The problem with original research studies is that you can easily find two studies on the same topic that contradict each other. Here’s an example I found after 5 minutes of googling: Sitting is associated with increased mortality vs sitting has no effect on mortality. This can be extremely frustrating for a person that just wants one clear answer. As a result, some people may abandon science as the source of knowledge and deem it untrustworthy and unreliable.
Apparently contradictory outcomes of research studies may be partly responsible for the recent growth of the antivaccination movement. When hundreds of people in an orthodox Jewish community in New York contracted mumps between 2009 and 2010, it was the proverbial water on the mill of the antivaxx movement – how can a highly-vaccinated population contract a disease that they’d been vaccinated against, right? Well they would have found out had they read the research study that described the outbreak. In it, not only did the authors describe the possible scenarios that lead to the outbreak (densely packed households; vaccine vaning; vaccine less effective for this particular genotype etc), but they also emphasized the importance of vaccination – the outbreak was confined and did not spread in the general population, and the symptoms were less severe than in a non-vaccinated population.
So how to go about finding a trustworthy scientific study?
I’ll say it as blunt as I can – I advise lay people to avoid original research papers altogether and focus instead on reviews. Laymen may not see the fine differences between two seemingly contradictory studies that scientists are trained for years to identify, like different materials/methods; sample sizes, drug concentrations, age and sex of participants, you name it. And sometimes they simply can’t access the journals and have to rely on the article’s abstract in the better case, or on the PR article in the worse case. But if a certain topic has been researched long enough, one can find reviews of what is known about a certain topic. Non-scientists would in this case do best to rely on a professional digest of the researched topic.

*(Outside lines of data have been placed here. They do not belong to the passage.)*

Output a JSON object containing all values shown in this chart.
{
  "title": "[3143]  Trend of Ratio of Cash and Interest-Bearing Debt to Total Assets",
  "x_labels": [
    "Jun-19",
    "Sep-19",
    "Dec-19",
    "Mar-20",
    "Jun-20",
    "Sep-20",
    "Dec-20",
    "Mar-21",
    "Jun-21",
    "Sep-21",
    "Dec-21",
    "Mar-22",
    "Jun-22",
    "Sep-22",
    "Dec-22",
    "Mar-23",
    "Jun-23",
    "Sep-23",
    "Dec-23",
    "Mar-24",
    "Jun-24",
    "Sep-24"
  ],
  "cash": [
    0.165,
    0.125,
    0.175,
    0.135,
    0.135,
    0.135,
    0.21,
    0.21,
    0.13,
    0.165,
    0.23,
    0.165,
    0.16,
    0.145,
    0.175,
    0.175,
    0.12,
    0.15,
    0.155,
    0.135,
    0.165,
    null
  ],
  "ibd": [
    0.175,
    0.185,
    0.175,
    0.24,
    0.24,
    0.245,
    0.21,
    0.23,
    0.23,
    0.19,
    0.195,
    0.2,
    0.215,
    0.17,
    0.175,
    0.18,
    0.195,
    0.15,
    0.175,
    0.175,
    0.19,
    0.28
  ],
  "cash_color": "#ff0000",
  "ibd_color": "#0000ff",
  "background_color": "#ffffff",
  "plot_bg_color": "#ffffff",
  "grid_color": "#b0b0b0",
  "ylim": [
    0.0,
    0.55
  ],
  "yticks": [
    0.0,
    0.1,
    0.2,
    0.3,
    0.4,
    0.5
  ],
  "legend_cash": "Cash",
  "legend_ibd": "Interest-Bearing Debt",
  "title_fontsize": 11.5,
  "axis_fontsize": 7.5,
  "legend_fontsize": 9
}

My advise is in keeping with what I said previously – that you can’t be an expert in all possible fields. In fact, it is next to impossible to keep up with all new developments in one single field. That might have been true some 50 years ago before the boom in life sciences but not today (gone are the times when you could say you were expert in neuroscience – now you can rule only in a sub-domain of this gigantic field). But if a certain person has been working for years in one particular area – let’s say Parkinson’s – then this person is most suited to write a review on what is known about Parkinson’s disease. Simples! And exactly these knowledgeable people are the ones sought after by scientific journals to provide their expert opinion and to review the recent developments in the field.
OK, reviews. Got it. But which ones are the best?
They gather top-tier evidence and based on the pre-selected criteria, they pool all the data together to answer a specific question. Basically they aim to collate and evaluate data in a non-biased manner thus making them a highly reliable source of information (recently appraised by establishing a collaboration with WHO). Why pre-selected criteria? To avoid the mentioned bias, for example if I pool hundreds of studies together and there are four complete outliers, far from the results of the other studies, you might feel the urge to make the resulting graph ‘neater’. You might want to remove those 4 points. If these studies however fulfilled the criteria then they have to be involved in the resulting graph, there is no other way, no questions asked. And others can see that because you as a Cochrane reviewer want to be transparent and you reveal the criteria together with the final review.
Here’s what it looks like in a specific example: Imagine you want to find out if medical professional’s recommendations help people quit smoking (text at the top in Fig. 1). So you say at the outset you want to gather studies where doctors, but not nurses gave advice; you want to take into account only studies where they compared no advice versus an advice, but not additional treatment like nicotine patches; and you’ll accept studies done on both sexes, but not on, say, pregnant women (this would be the plan or protocol for the review as shown in Fig. 1). You add all the other criteria and select what you want to measure. Then you’ll assign two persons to independently identify all the eligible studies and to extract data from them (search, sift and extract in Fig. 1). Next up is the assessment of the quality of the selected studies – sometimes you can’t simply find out the number of participants in the follow-up visit, or the recruitment criteria are not clear – if these studies are otherwise sound, you can still use them, but you’ll weigh them less compared to the more robust evidence. Then appropriate statistics is applied and the results are visualised, discussed and written up. Here’s what the take-home message for our smoking example looks like:
And here’s the link to the whole Cochrane review titled: Physician advice for smoking cessation.
If you consider that these studies are transparent, that they actively avoid any kind of bias, that they are based on the best evidence we have, then it is only advisable to use them without any worry for misinterpretation of the main findings.
Have I just told people to avoid science?
No. As a science enthusiast, I encourage everyone to delve into science as much as possible so we can all share the knowledge that’s been gathered by now and the processes that lead to that knowledge. But as a person who has been seeing non-scientists frustratingly saying “sugar was good, now it’s not; cholesterol was bad, now it’s good; adult brains didn’t generate new nerve cells, now they do” I offer one advice – go and seek a recent review on the matter, or ask a scientist. Of course you can look up original research articles and make conclusions out of them by yourself, but be aware of the possible misunderstandings, misinterpretations or overconclusions of the data.